Here's some tip to get in shape the Parisian way.

Take the stairs
Paris is a city in which you may not have much choice in the matter. Only 50 out of 303 metro stations have a lift, and they are about as rare in old apartment buildings, so whether it's negotiating six flights of stairs up to your chambre de bonne or the 104 steps to street level at Abbesses next time the lift decides to take a break, a workout is inevitable on any given day.

Get on your bike - if you can find one
 And when you don't want to walk, skip the Uber and jump on a Vélib  bike that you'll see parked around the city. A hit with Parisians, Vélib has been going for more than ten years now and has the highest market penetration of any bike-sharing scheme globally, with one bike per 97 inhabitants.
There have been some major problems - new docking stations that don't work - recently as a new company took over the running of the service but things look like they are slowly getting back to normal.
Bikes are a great way to beat the traffic getting from A to B, as well as a workout – think of it as a spin class with a view.

Run for the Metro

Parisian commuters love sprint training. And most of them do it every morning on the way to work when they hurtle down the last few steps and across the platform to catch the Metro before it departs – think of it as subterranean interval training. They also give their arm muscles a workout as they force the closing Metro doors back open. Along with applying make-up and talking and texting simultaneously on a mobile phone.
Or you could just take the safe option and jog on the spot until the next one turns up two minutes later. But that's not very Parisian.

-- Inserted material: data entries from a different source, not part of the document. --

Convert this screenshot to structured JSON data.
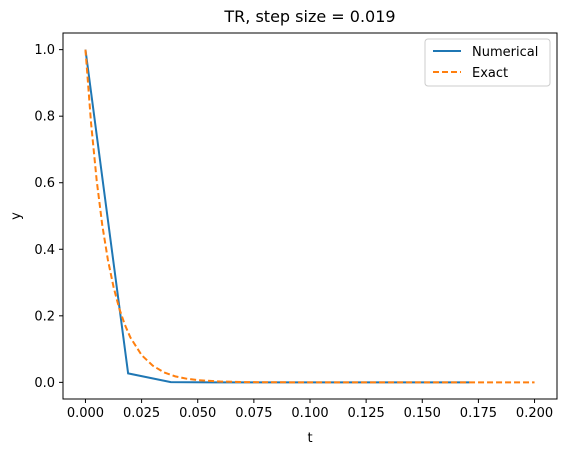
{
  "chart_data": {
    "type": "line",
    "title": "TR, step size = 0.019",
    "xlabel": "t",
    "ylabel": "y",
    "xlim": [
      -0.01,
      0.21
    ],
    "ylim": [
      -0.05,
      1.05
    ],
    "x_ticks": [
      "0.000",
      "0.025",
      "0.050",
      "0.075",
      "0.100",
      "0.125",
      "0.150",
      "0.175",
      "0.200"
    ],
    "x_tick_values": [
      0,
      0.025,
      0.05,
      0.075,
      0.1,
      0.125,
      0.15,
      0.175,
      0.2
    ],
    "y_ticks": [
      "0.0",
      "0.2",
      "0.4",
      "0.6",
      "0.8",
      "1.0"
    ],
    "y_tick_values": [
      0,
      0.2,
      0.4,
      0.6,
      0.8,
      1.0
    ],
    "grid": false,
    "legend_position": "top-right",
    "series": [
      {
        "name": "Numerical",
        "color": "#1f77b4",
        "style": "solid",
        "x": [
          0,
          0.019,
          0.038,
          0.057,
          0.076,
          0.095,
          0.114,
          0.133,
          0.152,
          0.171
        ],
        "y": [
          1.0,
          0.027,
          0.0007,
          0.0,
          0.0,
          0.0,
          0.0,
          0.0,
          0.0,
          0.0
        ]
      },
      {
        "name": "Exact",
        "color": "#ff7f0e",
        "style": "dashed",
        "x": [
          0,
          0.0025,
          0.005,
          0.0075,
          0.01,
          0.0125,
          0.015,
          0.0175,
          0.02,
          0.025,
          0.03,
          0.035,
          0.04,
          0.045,
          0.05,
          0.06,
          0.07,
          0.08,
          0.1,
          0.12,
          0.14,
          0.16,
          0.18,
          0.2
        ],
        "y": [
          1.0,
          0.779,
          0.607,
          0.472,
          0.368,
          0.287,
          0.223,
          0.174,
          0.135,
          0.082,
          0.05,
          0.03,
          0.018,
          0.011,
          0.0067,
          0.0025,
          0.0009,
          0.0003,
          0.0,
          0.0,
          0.0,
          0.0,
          0.0,
          0.0
        ]
      }
    ]
  }
}
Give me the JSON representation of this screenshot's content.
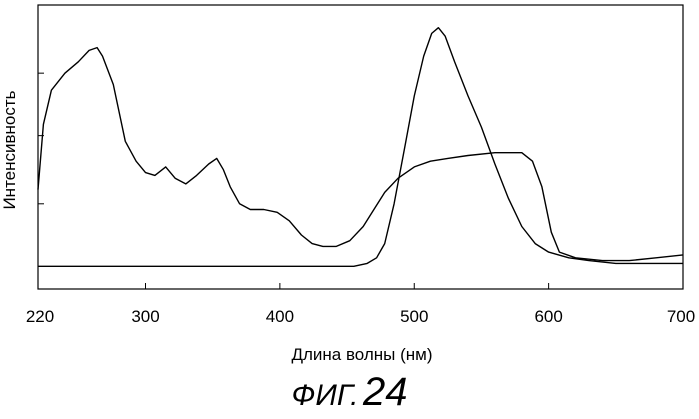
{
  "chart_data": {
    "type": "line",
    "title": "",
    "xlabel": "Длина волны (нм)",
    "ylabel": "Интенсивность",
    "xlim": [
      220,
      700
    ],
    "ylim": [
      0,
      1
    ],
    "x_ticks": [
      "220",
      "300",
      "400",
      "500",
      "600",
      "700"
    ],
    "grid": false,
    "series": [
      {
        "points": [
          [
            220,
            0.35
          ],
          [
            224,
            0.58
          ],
          [
            230,
            0.7
          ],
          [
            240,
            0.76
          ],
          [
            250,
            0.8
          ],
          [
            258,
            0.84
          ],
          [
            264,
            0.85
          ],
          [
            268,
            0.82
          ],
          [
            276,
            0.72
          ],
          [
            285,
            0.52
          ],
          [
            293,
            0.45
          ],
          [
            300,
            0.41
          ],
          [
            307,
            0.4
          ],
          [
            315,
            0.43
          ],
          [
            322,
            0.39
          ],
          [
            330,
            0.37
          ],
          [
            338,
            0.4
          ],
          [
            347,
            0.44
          ],
          [
            353,
            0.46
          ],
          [
            358,
            0.42
          ],
          [
            363,
            0.36
          ],
          [
            370,
            0.3
          ],
          [
            378,
            0.28
          ],
          [
            388,
            0.28
          ],
          [
            398,
            0.27
          ],
          [
            407,
            0.24
          ],
          [
            416,
            0.19
          ],
          [
            424,
            0.16
          ],
          [
            432,
            0.15
          ],
          [
            442,
            0.15
          ],
          [
            452,
            0.17
          ],
          [
            462,
            0.22
          ],
          [
            470,
            0.28
          ],
          [
            478,
            0.34
          ],
          [
            488,
            0.39
          ],
          [
            500,
            0.43
          ],
          [
            512,
            0.45
          ],
          [
            525,
            0.46
          ],
          [
            540,
            0.47
          ],
          [
            560,
            0.48
          ],
          [
            580,
            0.48
          ],
          [
            588,
            0.45
          ],
          [
            595,
            0.36
          ],
          [
            602,
            0.2
          ],
          [
            608,
            0.13
          ],
          [
            620,
            0.11
          ],
          [
            640,
            0.1
          ],
          [
            660,
            0.1
          ],
          [
            680,
            0.11
          ],
          [
            700,
            0.12
          ]
        ]
      },
      {
        "points": [
          [
            220,
            0.08
          ],
          [
            300,
            0.08
          ],
          [
            400,
            0.08
          ],
          [
            455,
            0.08
          ],
          [
            465,
            0.09
          ],
          [
            472,
            0.11
          ],
          [
            478,
            0.16
          ],
          [
            485,
            0.3
          ],
          [
            493,
            0.5
          ],
          [
            500,
            0.68
          ],
          [
            507,
            0.82
          ],
          [
            513,
            0.9
          ],
          [
            518,
            0.92
          ],
          [
            523,
            0.89
          ],
          [
            530,
            0.8
          ],
          [
            540,
            0.68
          ],
          [
            550,
            0.57
          ],
          [
            560,
            0.44
          ],
          [
            570,
            0.32
          ],
          [
            580,
            0.22
          ],
          [
            590,
            0.16
          ],
          [
            600,
            0.13
          ],
          [
            615,
            0.11
          ],
          [
            630,
            0.1
          ],
          [
            650,
            0.09
          ],
          [
            680,
            0.09
          ],
          [
            700,
            0.09
          ]
        ]
      }
    ]
  },
  "figure": {
    "prefix": "ФИГ.",
    "number": "24"
  }
}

Just forget the Metro altogether

Alternatively, ask yourself if you need to take the Metro at all. With stops an average of only 500 meters apart, sometimes you're just as quick - or even quicker walking.  As the map below shows.
Paris is a compact city, only six miles across, and you can walk from one end to the other in less than two hours. Add this to the fact that driving, never mind parking, isn't exactly the most relaxing activity the capital has to offer, and you'll see why Paris is a city of walkers so make like the locals and put your best foot forward.

Cara - Tuesday


  1. I remember all those moments in Paris...some more fondly than others. :) I must get back there this year.

  2. I love walking around Paris. Always interesting.

  3. Cara, these activities also describe NYC behaviors, but
    , now that I think about it, in Paris I walk more slowly. It seems it requires more attention as I go along. Too beautiful to be turned into a blur. It must be savored. Thank you for taking me back.

  4. I also lose weight in France. It's puzzling because I always drink throughout the day in France, with every meal and in between meals, and the meals are always multiple course. And they always include bread. Lots and lots of bread. And cheese. And yet I return to London slimmer. Perhaps calories don't count when you're travelling? My French friends claim its the superior quality of their food. I think they just have less steroids in their produce.